ですから親子でいっしょにいる時間をもつなど条件づくり・環境づくりは必要です。いっしょにいなければ、話す気持ちになっても、相手が目の前にいないのですから、話のしようがありません。

テレビをいっしょに観ていて、そのドラマについてとりとめのない話をしていたりするうちに、
「わたし、もう学校がイヤや」と突然言い始めます。

このとき、親は全力を傾けてわが子の話を聴きます。「やっと話し出した!」とは感じながらも、子どもが最後まで話し終えるまで意見をはさみません。

子どもが自分の内に溜めていた思いを全部吐き出すことができるまで聴くのです。全部話すことで、子どもの心には安堵感が生まれます。

全部話さないうちに、
「それはこうしたらいい」
「そういう時にはちゃんと自分の意見を言わなければ」
というようなアドバイスを言われても、子どもの聴いてほしいという思いに応えることはできません。

そのようなアドバイスは、現状がダメといっているのと同じだからです。

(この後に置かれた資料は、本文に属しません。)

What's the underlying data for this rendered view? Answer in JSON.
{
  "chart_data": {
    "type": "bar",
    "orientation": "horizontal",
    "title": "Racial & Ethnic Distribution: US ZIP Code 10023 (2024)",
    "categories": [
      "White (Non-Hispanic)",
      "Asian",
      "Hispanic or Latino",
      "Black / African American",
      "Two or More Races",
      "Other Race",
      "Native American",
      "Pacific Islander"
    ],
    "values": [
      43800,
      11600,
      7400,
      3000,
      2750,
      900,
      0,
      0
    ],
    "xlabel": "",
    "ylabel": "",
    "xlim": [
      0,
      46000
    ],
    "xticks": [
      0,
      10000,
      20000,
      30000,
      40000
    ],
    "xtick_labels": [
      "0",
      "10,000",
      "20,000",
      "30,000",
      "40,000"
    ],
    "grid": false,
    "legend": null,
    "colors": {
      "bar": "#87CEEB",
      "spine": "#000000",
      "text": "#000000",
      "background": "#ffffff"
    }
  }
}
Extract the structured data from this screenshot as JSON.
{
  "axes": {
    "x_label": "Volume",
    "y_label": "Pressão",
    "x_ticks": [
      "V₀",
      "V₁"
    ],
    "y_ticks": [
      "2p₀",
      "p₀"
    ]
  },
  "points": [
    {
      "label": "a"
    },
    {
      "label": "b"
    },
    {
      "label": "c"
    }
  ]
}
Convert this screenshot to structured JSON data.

今がダメだから「こうしなさい」が生まれるのです。

昨年ヒットした『アナと雪の女王』の「Let It Go~ありのままで~」の「ありのままでいい」というのは、その子を変えるために「こうすれば」とアドバイスをするのではなく、「今のあなたの悩みをすべて受けとめたよ。いまのあなたでいいからね」という、相手を受容するメッセージなのです。

おとなから「うん、うん」や「あー、そうなの」というつなぎの言葉をはさみながら、ひととおり子どもが話し終えたとき、はじめて「それで、そのときどうしたん?」と続けると、子どもの口は重いかもしれませんが、「それで・・・」と、また話を続けてくれます。

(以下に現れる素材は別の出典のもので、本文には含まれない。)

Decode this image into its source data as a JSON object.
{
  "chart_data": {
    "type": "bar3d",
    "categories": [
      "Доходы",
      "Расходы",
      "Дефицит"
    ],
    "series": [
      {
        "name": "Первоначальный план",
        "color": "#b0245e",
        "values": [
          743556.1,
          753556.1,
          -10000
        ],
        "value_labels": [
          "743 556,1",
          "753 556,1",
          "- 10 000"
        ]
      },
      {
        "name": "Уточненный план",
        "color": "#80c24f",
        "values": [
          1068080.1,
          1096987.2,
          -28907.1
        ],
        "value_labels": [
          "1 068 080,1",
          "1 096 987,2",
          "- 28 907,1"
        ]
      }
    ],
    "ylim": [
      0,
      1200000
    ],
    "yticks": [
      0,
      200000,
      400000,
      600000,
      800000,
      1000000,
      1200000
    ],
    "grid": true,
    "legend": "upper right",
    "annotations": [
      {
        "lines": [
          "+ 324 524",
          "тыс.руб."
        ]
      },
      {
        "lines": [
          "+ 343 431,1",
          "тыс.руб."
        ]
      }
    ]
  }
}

おそらく子どもは「こうしたら」がほしいのではなく、ただ聴いてほしいだけの場合が多いのです。

ですから、おとなができるもっとも大きな支えは、「ただじっと聴くこと」なのです。

そして、話を聴き終えた最後に、おとなは告げるのです。

「そんなたいへんな気持ちでいたんや」
「よー言ってくれた。お母さん(お父さん)は、いつでもおまえの味方やからな」

このような寄り添いの言葉を出すことで、子どもは前を向き、歩いていけます。この言葉はすべてを聴いてわかってくれた人が言うものだからこそ、子どもの心にしっかりと届き、しみ込んでいくのです。